André Malraux en héros de comédie
Au Havre, en ce mois de décembre 1962, la presse se bouscule près du France pour assister au départ de la Joconde pour les États-Unis. Elle est accompagnée, entre autres, par André Malraux, Ministre d’État de la Culture. Le tableau sera exposé à Washington et à New York. Ce prêt est destiné à revivifier les relations entre les deux pays. Toutes les précautions sont prises pour que l’œuvre voyage dans les conditions optimales de sécurité. Elle est placée dans une cabine de 1ère classe.
Le Ministre se claquemure dans sa cabine car il est souffrant, mais au prétexte de préparer son discours de Washington devant le couple Kennedy. Lors du dîner à la table du commandant, Malraux veut éblouir une jeune fille issue d’une famille d’industriels et l’emmène voir la Joconde. Or, le tableau n’est plus dans son sarcophage.

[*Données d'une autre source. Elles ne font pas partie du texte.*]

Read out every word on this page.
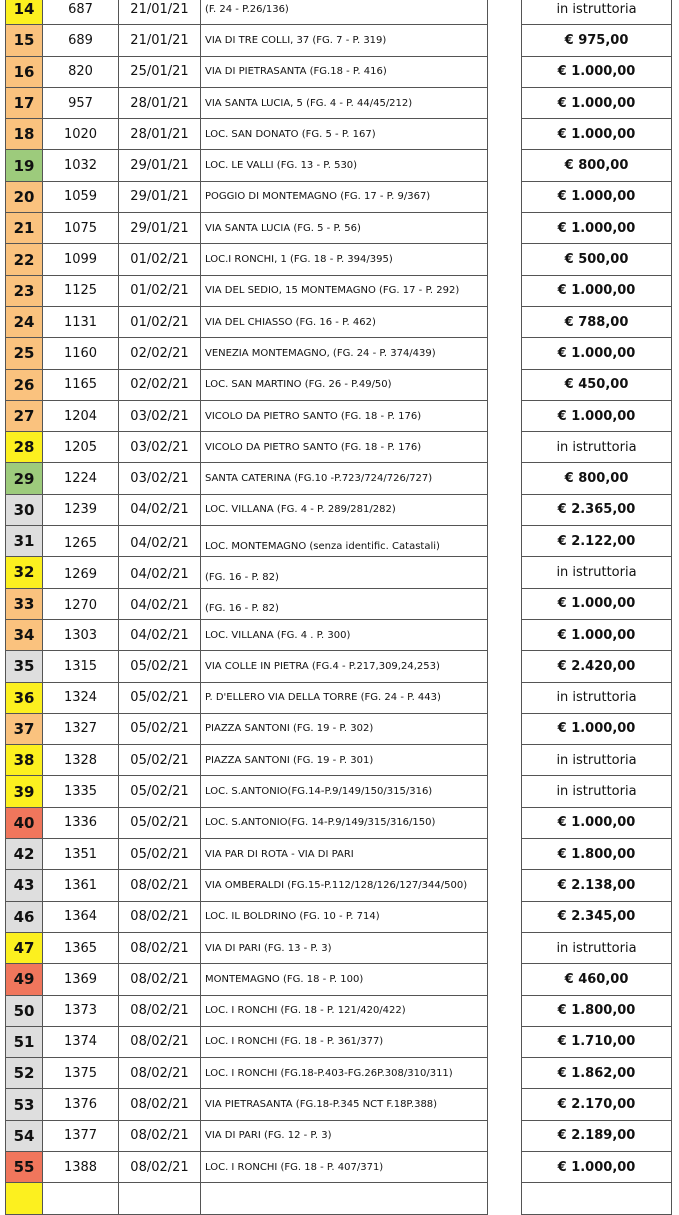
14	687	21/01/21	(F. 24 - P.26/136)	in istruttoria
15	689	21/01/21	VIA DI TRE COLLI, 37 (FG. 7 - P. 319)	€ 975,00
16	820	25/01/21	VIA DI PIETRASANTA (FG.18 - P. 416)	€ 1.000,00
17	957	28/01/21	VIA SANTA LUCIA, 5 (FG. 4 - P. 44/45/212)	€ 1.000,00
18	1020	28/01/21	LOC. SAN DONATO (FG. 5 - P. 167)	€ 1.000,00
19	1032	29/01/21	LOC. LE VALLI (FG. 13 - P. 530)	€ 800,00
20	1059	29/01/21	POGGIO DI MONTEMAGNO (FG. 17 - P. 9/367)	€ 1.000,00
21	1075	29/01/21	VIA SANTA LUCIA (FG. 5 - P. 56)	€ 1.000,00
22	1099	01/02/21	LOC.I RONCHI, 1 (FG. 18 - P. 394/395)	€ 500,00
23	1125	01/02/21	VIA DEL SEDIO, 15 MONTEMAGNO (FG. 17 - P. 292)	€ 1.000,00
24	1131	01/02/21	VIA DEL CHIASSO (FG. 16 - P. 462)	€ 788,00
25	1160	02/02/21	VENEZIA MONTEMAGNO, (FG. 24 - P. 374/439)	€ 1.000,00
26	1165	02/02/21	LOC. SAN MARTINO (FG. 26 - P.49/50)	€ 450,00
27	1204	03/02/21	VICOLO DA PIETRO SANTO (FG. 18 - P. 176)	€ 1.000,00
28	1205	03/02/21	VICOLO DA PIETRO SANTO (FG. 18 - P. 176)	in istruttoria
29	1224	03/02/21	SANTA CATERINA (FG.10 -P.723/724/726/727)	€ 800,00
30	1239	04/02/21	LOC. VILLANA (FG. 4 - P. 289/281/282)	€ 2.365,00
31	1265	04/02/21	LOC. MONTEMAGNO (senza identific. Catastali)	€ 2.122,00
32	1269	04/02/21	(FG. 16 - P. 82)	in istruttoria
33	1270	04/02/21	(FG. 16 - P. 82)	€ 1.000,00
34	1303	04/02/21	LOC. VILLANA (FG. 4 . P. 300)	€ 1.000,00
35	1315	05/02/21	VIA COLLE IN PIETRA (FG.4 - P.217,309,24,253)	€ 2.420,00
36	1324	05/02/21	P. D'ELLERO VIA DELLA TORRE (FG. 24 - P. 443)	in istruttoria
37	1327	05/02/21	PIAZZA SANTONI (FG. 19 - P. 302)	€ 1.000,00
38	1328	05/02/21	PIAZZA SANTONI (FG. 19 - P. 301)	in istruttoria
39	1335	05/02/21	LOC. S.ANTONIO(FG.14-P.9/149/150/315/316)	in istruttoria
40	1336	05/02/21	LOC. S.ANTONIO(FG. 14-P.9/149/315/316/150)	€ 1.000,00
42	1351	05/02/21	VIA PAR DI ROTA - VIA DI PARI	€ 1.800,00
43	1361	08/02/21	VIA OMBERALDI (FG.15-P.112/128/126/127/344/500)	€ 2.138,00
46	1364	08/02/21	LOC. IL BOLDRINO (FG. 10 - P. 714)	€ 2.345,00
47	1365	08/02/21	VIA DI PARI (FG. 13 - P. 3)	in istruttoria
49	1369	08/02/21	MONTEMAGNO (FG. 18 - P. 100)	€ 460,00
50	1373	08/02/21	LOC. I RONCHI (FG. 18 - P. 121/420/422)	€ 1.800,00
51	1374	08/02/21	LOC. I RONCHI (FG. 18 - P. 361/377)	€ 1.710,00
52	1375	08/02/21	LOC. I RONCHI (FG.18-P.403-FG.26P.308/310/311)	€ 1.862,00
53	1376	08/02/21	VIA PIETRASANTA (FG.18-P.345 NCT F.18P.388)	€ 2.170,00
54	1377	08/02/21	VIA DI PARI (FG. 12 - P. 3)	€ 2.189,00
55	1388	08/02/21	LOC. I RONCHI (FG. 18 - P. 407/371)	€ 1.000,00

Commence alors une traque tous azimuts pour mettre la main sur la fugitive. Le paquebot entier est fouillé, sans succès, jusqu’à ce que…
À partir d’une situation authentique, les scénaristes jonglent avec l’Histoire et certains de ses personnages pour une farce historico-comique qui bouscule nombre d’images. Le personnage central est bien sûr André Malraux, fait Ministre d’État par de Gaulle. S’il reste dans les mémoires pour ses romans, sa passion pour les œuvres d’art et son célébrissime discours lors de l’entrée de Jean Moulin au Panthéon, il fut un individu complexe.
Son existence n’est sans doute pas à la hauteur de la légende qu’il s’est créé. La lecture des Antimémoires est révélatrice de la mythomanie qui l’animait. Les auteurs souhaitaient le transformer en personnage de comédie sans pour autant être irrespectueux, le rendre ridicule.
C’est à partir des vidéos disponibles à l’INA qu’ils s’imprègnent de la personnalité, un individu pluriel qui a vécu des événements familiaux tragiques.
Autour de lui gravitent une belle brochette de protagonistes authentiques. On retrouve Barbara au piano, Herbert von Karajan…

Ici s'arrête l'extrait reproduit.